Home price gains have continued to slow, according to the latest S&P CoreLogic Case-Shiller home price index  (HPI). Nationally, home prices rose 3.7% year over year in March 2019, down from February’s 3.9% growth. The Index’s 20-City Composite posted a 2.7% year-over-year gain, down from 3.0% in the previous month.
Las Vegas, Phoenix, and Tampa reported the highest year-over-year gains among the 20 cities. In March, Las Vegas led the way with an 8.2% year-over-year price increase, followed by Phoenix with a 6.1% increase, and Tampa with a 5.3% increase. Four of the 20 cities reported greater price increases in the year ending March 2019 versus the year ending February 2019.
“Home price gains continue to slow,” says David M. Blitzer, Managing Director and Chairman of the Index Committee at S&P Dow Jones Indices. “The patterns seen in the last year or more continue: year over year price gains in most cities are consistently shrinking. Double-digit annual gains have vanished.”
Danielle Hale, Chief Economist for realtor.com , also noted the slowdown from double-digit to single-digit gains.

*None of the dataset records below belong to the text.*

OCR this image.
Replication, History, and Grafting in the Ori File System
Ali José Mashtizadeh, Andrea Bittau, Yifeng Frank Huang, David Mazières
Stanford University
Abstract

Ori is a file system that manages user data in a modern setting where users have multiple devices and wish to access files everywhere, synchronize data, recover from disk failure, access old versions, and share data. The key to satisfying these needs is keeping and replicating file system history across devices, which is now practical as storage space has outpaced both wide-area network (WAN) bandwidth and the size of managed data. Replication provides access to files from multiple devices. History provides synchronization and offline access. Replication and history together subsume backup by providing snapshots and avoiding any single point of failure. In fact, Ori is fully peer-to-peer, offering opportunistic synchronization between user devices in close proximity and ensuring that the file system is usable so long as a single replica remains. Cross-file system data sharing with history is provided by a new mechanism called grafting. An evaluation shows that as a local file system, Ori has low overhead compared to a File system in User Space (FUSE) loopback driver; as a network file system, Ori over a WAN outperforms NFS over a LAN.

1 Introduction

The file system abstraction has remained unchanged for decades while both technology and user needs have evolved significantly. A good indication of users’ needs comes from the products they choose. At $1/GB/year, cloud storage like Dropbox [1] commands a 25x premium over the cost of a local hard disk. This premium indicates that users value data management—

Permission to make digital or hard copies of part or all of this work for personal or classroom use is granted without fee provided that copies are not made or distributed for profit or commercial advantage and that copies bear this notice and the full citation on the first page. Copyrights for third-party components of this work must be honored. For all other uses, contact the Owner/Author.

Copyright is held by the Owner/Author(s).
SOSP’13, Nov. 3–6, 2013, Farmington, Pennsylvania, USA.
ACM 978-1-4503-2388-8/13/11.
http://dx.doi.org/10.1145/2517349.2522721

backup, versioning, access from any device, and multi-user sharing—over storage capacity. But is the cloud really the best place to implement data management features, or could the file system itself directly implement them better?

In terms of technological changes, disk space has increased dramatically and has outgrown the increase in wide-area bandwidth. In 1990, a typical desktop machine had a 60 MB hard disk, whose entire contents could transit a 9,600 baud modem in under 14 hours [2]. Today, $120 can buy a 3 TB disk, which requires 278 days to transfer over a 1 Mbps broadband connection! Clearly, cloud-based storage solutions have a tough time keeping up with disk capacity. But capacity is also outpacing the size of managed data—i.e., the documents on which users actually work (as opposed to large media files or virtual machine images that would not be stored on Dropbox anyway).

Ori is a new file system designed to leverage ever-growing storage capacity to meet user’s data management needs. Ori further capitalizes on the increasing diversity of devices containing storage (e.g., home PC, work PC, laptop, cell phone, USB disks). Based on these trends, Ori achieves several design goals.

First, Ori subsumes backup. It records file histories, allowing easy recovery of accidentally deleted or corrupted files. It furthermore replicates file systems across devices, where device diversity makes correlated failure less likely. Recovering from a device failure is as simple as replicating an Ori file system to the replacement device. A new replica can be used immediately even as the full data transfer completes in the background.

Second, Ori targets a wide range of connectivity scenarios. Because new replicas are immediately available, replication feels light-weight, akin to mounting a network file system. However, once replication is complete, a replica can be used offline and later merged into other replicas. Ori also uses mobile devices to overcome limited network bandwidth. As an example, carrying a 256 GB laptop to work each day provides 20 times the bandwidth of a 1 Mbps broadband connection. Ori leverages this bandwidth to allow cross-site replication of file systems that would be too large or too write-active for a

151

"Case Shiller prices increased from a year ago, but at a slower pace than we saw earlier in the year,” Hale said. “Data for March showed that prices increased between 2.3% and 3.9% with the 10- and 20-city indices posting slower growth than the nationwide index, consistent with our observations of more inventory growth and diminishing buyer demand in many major housing markets. The data also shows the growing gap between asking prices, which have largely maintained momentum, and sales prices which are clearly slowing.”
Hale notes that the two hottest markets are out west, and the third hottest is in the south: Las Vegas, Phoenix, and Tampa.
Dr. Ralph McLaughlin, Deputy Chief Economist and Executive of Research and Insights at CoreLogic , noted what the latest HPI’s data means for the housing market.
“The U.S. housing market moderation has now lasted a year, driven by considerable slowing in the nation’s most expensive markets,” McLaughlin stated. “While the slowdown is most pronounced in these areas, all of the 20-city markets are slowing, suggesting the cooldown has broken from its confines in the West. However, with the 10-year treasury falling, we can expect mortgage rates to continue to decline this spring. This should help to take the cold edge off what has otherwise been a market slow to thaw from the winter months.”